|
Страницы: 1 2 3 4 5 6 7 8 9 10 11 12 13 14 15 16 17 18 19 20 21 22 23 24 25 26 27 28 29 30 31 32 33 34 35 36 37 38 39 40 41 42 43 44 45 46 47 48 49 50 51 52 53 54 55 56 57 58 59 60 61 62 63 64 65 66 67 68 69 70 71 72 73 74 75 76 77 78 79 80 81 82 83 84 85 86 87 88 89 90 91 92 93 94 95 96 97 98
Она тупо слушала, ровно мигая глазами.
- Насчет контракта потрудитесь сказать...
- Да нет их дома-то теперь, - твердила она, - вы лучше завтра опять пожалуйте: завтра суббота, они в присутствие не ходят...
- Я ужасно занят, ни минуты свободной нет, - отговаривался Обломов. - Вы потрудитесь только сказать, что так как задаток остается в вашу пользу, а жильца я найду, то...
- Нету братца-то, - монотонно говорила она, - нейдут они что-то... - И поглядела на улицу. - Вот они тут проходят, мимо окон: видно, когда идут, да вот нету!
- Ну, я отправляюсь... - сказал Обломов.
- А как братец-то придут, что сказать им: когда вы переедете? - спросила она, встав с дивана.
- Вы им передайте, что я просил, - говорил Обломов, - что, по обстоятельствам...
- Вы бы завтра сами пожаловали да поговорили с ними... - повторила она.
- Завтра мне нельзя.
- Ну, послезавтра, в воскресенье: после обедни у нас водка и закуска бывает. И Михей Андреич приходит.
- Ужели и Михей Андреич приходит? - спросил Обломов.
- Ей-богу, правда, - прибавила она.
- И послезавтра мне нельзя, - отговаривался с нетерпением Обломов.
- Так уж на той неделе... - заметила она. - А когда переезжать-то станете?

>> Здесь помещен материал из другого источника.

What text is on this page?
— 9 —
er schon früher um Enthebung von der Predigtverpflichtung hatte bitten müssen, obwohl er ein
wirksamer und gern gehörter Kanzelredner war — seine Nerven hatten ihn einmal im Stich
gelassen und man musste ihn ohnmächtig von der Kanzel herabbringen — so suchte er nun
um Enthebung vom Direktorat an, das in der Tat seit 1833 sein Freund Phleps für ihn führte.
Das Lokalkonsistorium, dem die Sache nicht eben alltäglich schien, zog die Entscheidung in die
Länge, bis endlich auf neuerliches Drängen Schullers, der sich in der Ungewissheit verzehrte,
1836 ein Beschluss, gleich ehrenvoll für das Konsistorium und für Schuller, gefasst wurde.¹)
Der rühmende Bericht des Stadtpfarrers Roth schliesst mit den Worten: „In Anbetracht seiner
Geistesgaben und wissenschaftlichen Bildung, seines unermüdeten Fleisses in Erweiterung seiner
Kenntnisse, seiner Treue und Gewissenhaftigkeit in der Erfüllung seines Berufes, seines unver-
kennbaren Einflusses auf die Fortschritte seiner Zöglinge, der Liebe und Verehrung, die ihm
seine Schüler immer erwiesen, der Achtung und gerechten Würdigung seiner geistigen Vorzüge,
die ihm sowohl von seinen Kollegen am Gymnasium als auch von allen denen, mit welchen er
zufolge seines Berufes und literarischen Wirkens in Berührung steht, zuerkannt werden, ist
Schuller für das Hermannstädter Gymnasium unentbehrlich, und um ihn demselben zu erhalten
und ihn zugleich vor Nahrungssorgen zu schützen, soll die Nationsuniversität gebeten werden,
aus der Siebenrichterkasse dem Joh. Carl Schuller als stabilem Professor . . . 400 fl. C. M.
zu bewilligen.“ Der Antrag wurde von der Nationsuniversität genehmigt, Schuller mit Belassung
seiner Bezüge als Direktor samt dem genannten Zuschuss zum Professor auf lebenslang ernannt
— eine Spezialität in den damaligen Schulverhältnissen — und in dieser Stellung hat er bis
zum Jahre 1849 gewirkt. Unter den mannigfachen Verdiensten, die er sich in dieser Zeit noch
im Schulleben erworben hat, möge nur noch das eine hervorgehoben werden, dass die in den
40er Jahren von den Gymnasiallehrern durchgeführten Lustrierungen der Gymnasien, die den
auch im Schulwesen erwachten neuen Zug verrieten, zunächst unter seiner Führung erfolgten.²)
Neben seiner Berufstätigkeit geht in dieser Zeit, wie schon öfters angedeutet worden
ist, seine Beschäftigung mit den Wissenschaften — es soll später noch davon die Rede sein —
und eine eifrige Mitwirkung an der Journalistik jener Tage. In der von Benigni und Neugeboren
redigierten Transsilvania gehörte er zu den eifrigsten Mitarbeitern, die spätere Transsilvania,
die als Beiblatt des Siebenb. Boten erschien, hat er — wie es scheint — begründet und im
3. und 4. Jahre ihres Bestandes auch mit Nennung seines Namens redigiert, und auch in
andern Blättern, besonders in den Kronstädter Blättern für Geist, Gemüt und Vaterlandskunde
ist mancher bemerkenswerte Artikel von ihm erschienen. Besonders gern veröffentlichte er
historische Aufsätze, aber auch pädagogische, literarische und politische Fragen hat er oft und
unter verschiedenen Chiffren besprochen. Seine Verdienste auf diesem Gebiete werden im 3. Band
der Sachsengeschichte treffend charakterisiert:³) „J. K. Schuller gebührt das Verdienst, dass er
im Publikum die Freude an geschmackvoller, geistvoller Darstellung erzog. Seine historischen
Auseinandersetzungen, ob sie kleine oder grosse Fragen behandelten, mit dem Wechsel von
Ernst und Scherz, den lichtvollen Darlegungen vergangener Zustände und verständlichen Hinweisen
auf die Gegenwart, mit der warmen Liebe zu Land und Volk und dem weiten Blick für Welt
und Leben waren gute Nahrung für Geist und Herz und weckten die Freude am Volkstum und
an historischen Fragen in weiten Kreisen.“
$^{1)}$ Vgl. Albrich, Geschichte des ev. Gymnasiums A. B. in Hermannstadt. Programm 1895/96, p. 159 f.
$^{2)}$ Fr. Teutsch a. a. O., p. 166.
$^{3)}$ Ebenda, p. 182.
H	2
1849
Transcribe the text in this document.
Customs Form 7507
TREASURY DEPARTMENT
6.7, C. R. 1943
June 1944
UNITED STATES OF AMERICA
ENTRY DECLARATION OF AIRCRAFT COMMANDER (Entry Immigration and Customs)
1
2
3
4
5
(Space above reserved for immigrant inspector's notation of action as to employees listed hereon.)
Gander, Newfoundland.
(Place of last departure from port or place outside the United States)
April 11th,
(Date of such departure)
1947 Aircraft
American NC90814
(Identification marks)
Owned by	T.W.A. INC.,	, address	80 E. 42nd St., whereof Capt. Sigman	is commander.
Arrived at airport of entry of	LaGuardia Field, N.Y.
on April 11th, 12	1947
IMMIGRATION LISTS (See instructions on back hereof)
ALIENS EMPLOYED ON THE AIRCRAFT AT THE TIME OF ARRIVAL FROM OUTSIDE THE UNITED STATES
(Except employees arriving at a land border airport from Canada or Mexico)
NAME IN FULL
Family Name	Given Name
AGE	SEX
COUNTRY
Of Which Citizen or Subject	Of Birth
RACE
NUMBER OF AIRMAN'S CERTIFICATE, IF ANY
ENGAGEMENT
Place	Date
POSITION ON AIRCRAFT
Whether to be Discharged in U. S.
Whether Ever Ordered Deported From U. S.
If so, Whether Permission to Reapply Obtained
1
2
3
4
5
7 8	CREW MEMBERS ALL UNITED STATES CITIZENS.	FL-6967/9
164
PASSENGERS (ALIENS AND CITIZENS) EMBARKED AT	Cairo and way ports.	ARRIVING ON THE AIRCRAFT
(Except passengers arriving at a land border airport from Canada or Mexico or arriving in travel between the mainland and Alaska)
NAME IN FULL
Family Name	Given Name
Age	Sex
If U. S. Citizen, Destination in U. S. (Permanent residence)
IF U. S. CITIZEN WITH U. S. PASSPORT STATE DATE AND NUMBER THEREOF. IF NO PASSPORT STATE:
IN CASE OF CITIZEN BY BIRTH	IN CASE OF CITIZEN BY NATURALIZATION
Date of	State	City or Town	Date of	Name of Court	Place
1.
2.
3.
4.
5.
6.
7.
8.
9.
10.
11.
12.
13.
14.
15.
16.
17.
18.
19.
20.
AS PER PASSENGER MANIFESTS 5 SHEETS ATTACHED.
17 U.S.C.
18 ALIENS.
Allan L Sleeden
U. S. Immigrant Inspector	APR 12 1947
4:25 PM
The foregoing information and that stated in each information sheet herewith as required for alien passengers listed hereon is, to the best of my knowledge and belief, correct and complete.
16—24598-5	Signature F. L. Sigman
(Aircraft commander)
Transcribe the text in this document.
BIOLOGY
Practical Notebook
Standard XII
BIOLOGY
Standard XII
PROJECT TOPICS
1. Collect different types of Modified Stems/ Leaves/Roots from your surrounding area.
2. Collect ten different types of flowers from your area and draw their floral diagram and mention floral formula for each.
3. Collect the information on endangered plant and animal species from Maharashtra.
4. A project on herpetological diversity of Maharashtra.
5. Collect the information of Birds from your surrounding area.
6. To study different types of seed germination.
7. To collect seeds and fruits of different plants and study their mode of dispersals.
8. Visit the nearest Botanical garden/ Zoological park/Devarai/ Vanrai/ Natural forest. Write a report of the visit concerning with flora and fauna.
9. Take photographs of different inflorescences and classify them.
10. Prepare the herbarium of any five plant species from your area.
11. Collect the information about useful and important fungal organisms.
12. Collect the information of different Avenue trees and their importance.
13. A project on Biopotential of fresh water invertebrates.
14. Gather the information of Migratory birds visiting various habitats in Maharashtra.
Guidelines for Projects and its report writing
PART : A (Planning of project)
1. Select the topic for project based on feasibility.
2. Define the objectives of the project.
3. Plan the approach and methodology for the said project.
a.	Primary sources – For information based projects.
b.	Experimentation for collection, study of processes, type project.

Я бы полы велела вымыть и пыль стереть, - спросила она.
- Я не перееду, - сказал он.
- Как же? А вещи-то куда же мы денем?
- Вы потрудитесь сказать братцу, - начал говорить Обломов расстановисто, упирая глаза ей прямо в грудь, - что, по обстоятельствам...
- Да вот долго нейдут что-то, не видать, - сказала она монотонно, глядя на забор, отделявший улицу от двора. - Я знаю и шаги их; по деревянной мостовой слышно, как кто идет. Здесь мало ходят...
- Так вы передадите ему, что я вас просил? - кланяясь и уходя, говорил Обломов.
- Вот через полчаса они сами будут... - с несвойственным ей беспокойством говорила хозяйка, стараясь как будто голосом удержать Обломова.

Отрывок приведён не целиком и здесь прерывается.